The self-imposed distancing measures will mean there won’t be any full houses this year.
“It’s anywhere from the loss of probably as little as about 30 seats up to about 100 seats per show,” she says.

Ellsworth doesn’t expect that to be a problem. Theater goers were excited about the possibility of returning, however even the scaled back show “Songs We Love” in September, didn’t draw 150 people to every show.

People seemed to be wary about gathering in larger groups – at least until Sept. 22.

“As soon as the provincial mandate for vaccination was announced, we noticed that people that maybe we hadn’t heard from at that point or that were a little bit more trepidatious about rebooking, they were calling us to say, ‘Well, now that you’re asking for two vaccines, I’m feeling more comfortable to meet with people.’”

And while people in the theatre industry are glad to see patrons in the seats, this year’s bottom line is going to be difficult.

Ellsworth says the VPP did everything it could to keep costs down, but the September show may not have broken even.

“We reduced the cast size, we didn’t bring back staff, we operated with our amazing volunteers; we basically trimmed down to what we did in the early days,” she says.

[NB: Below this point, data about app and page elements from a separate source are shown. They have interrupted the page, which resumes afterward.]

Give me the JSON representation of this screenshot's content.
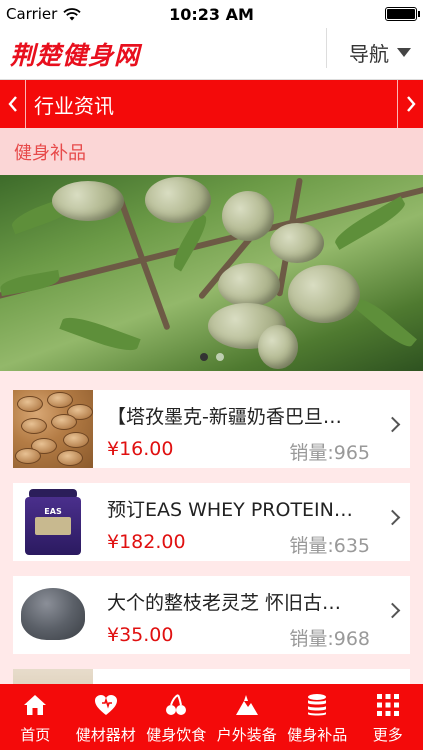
{
  "status_bar": {
    "carrier": "Carrier",
    "time": "10:23 AM",
    "wifi_icon": "wifi-icon",
    "battery_icon": "battery-icon"
  },
  "header": {
    "logo_text": "荆楚健身网",
    "nav_label": "导航",
    "brand_color": "#e8101e"
  },
  "category_bar": {
    "title": "行业资讯",
    "prev_icon": "chevron-left-icon",
    "next_icon": "chevron-right-icon",
    "color": "#f40a0a"
  },
  "subsection": {
    "title": "健身补品"
  },
  "banner": {
    "image": "almonds-on-branch",
    "slides": 2,
    "active_slide": 1
  },
  "products": [
    {
      "name": "【塔孜墨克-新疆奶香巴旦…",
      "price": "¥16.00",
      "sales": "销量:965",
      "thumb": "almonds"
    },
    {
      "name": "预订EAS WHEY PROTEIN…",
      "price": "¥182.00",
      "sales": "销量:635",
      "thumb": "protein-jar"
    },
    {
      "name": "大个的整枝老灵芝 怀旧古…",
      "price": "¥35.00",
      "sales": "销量:968",
      "thumb": "lingzhi"
    },
    {
      "name": "",
      "price": "",
      "sales": "",
      "thumb": "seeds"
    }
  ],
  "tabbar": {
    "items": [
      {
        "label": "首页",
        "icon": "home-icon"
      },
      {
        "label": "健材器材",
        "icon": "heart-icon"
      },
      {
        "label": "健身饮食",
        "icon": "cherry-icon"
      },
      {
        "label": "户外装备",
        "icon": "mountain-icon"
      },
      {
        "label": "健身补品",
        "icon": "database-icon"
      },
      {
        "label": "更多",
        "icon": "grid-icon"
      }
    ]
  }
}
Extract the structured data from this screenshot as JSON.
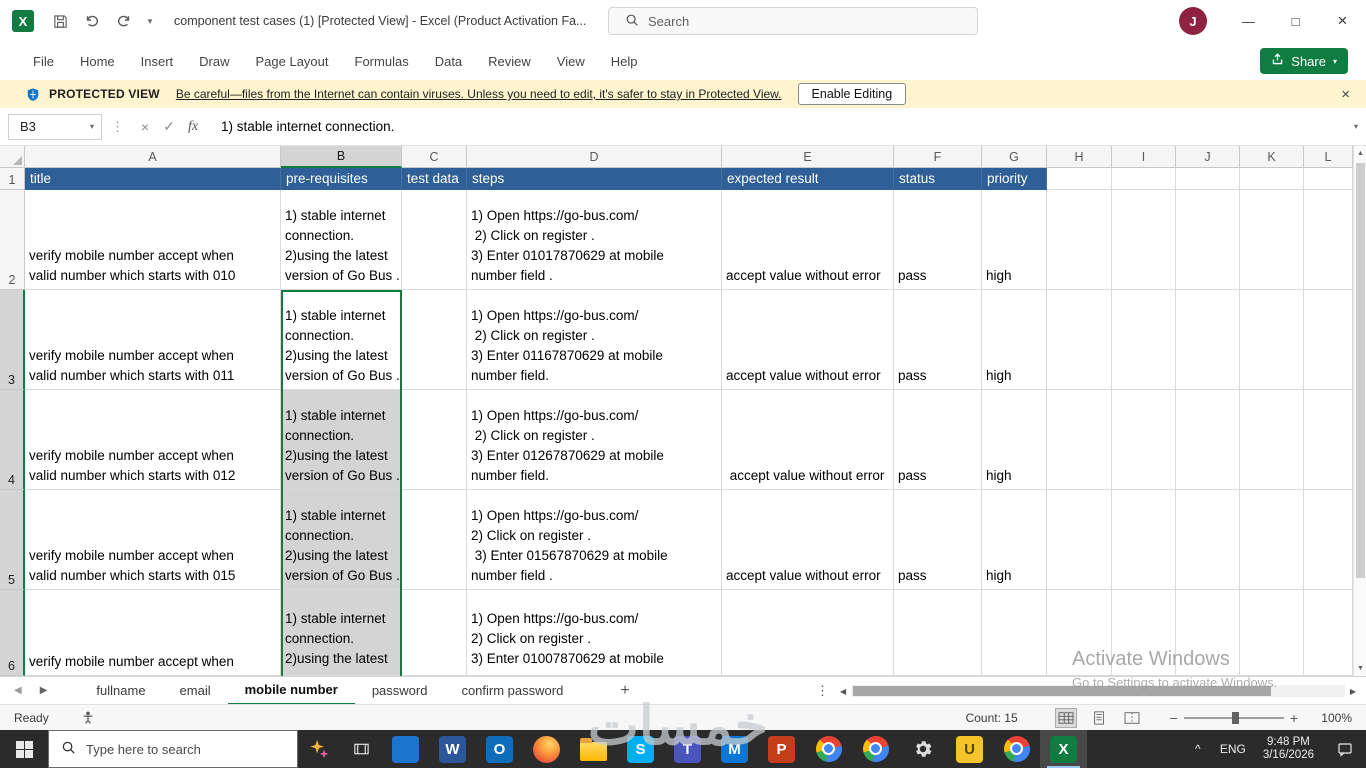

“We’re aiming for at least revenue neutral. And then if we could get you know, a little bit in our pocket, at the end of the day, we could say, ‘you know, hurray, we’ve done it,’understanding, unfortunately that it was a real challenge with just 150 seats per show.”

Ellsworth hopes to have the financial details of this year’s season to council in the near future.

The removal of the pandemic capacity limits also has the potential to increase the number of fans in the stands at hockey games this winter.

Town staff is still working through the details, trying to see if full capacity will be possible and still allow the safe flow of people in and out of the building.

Ellsworth expects a decision on the arena’s capacity in the next few days.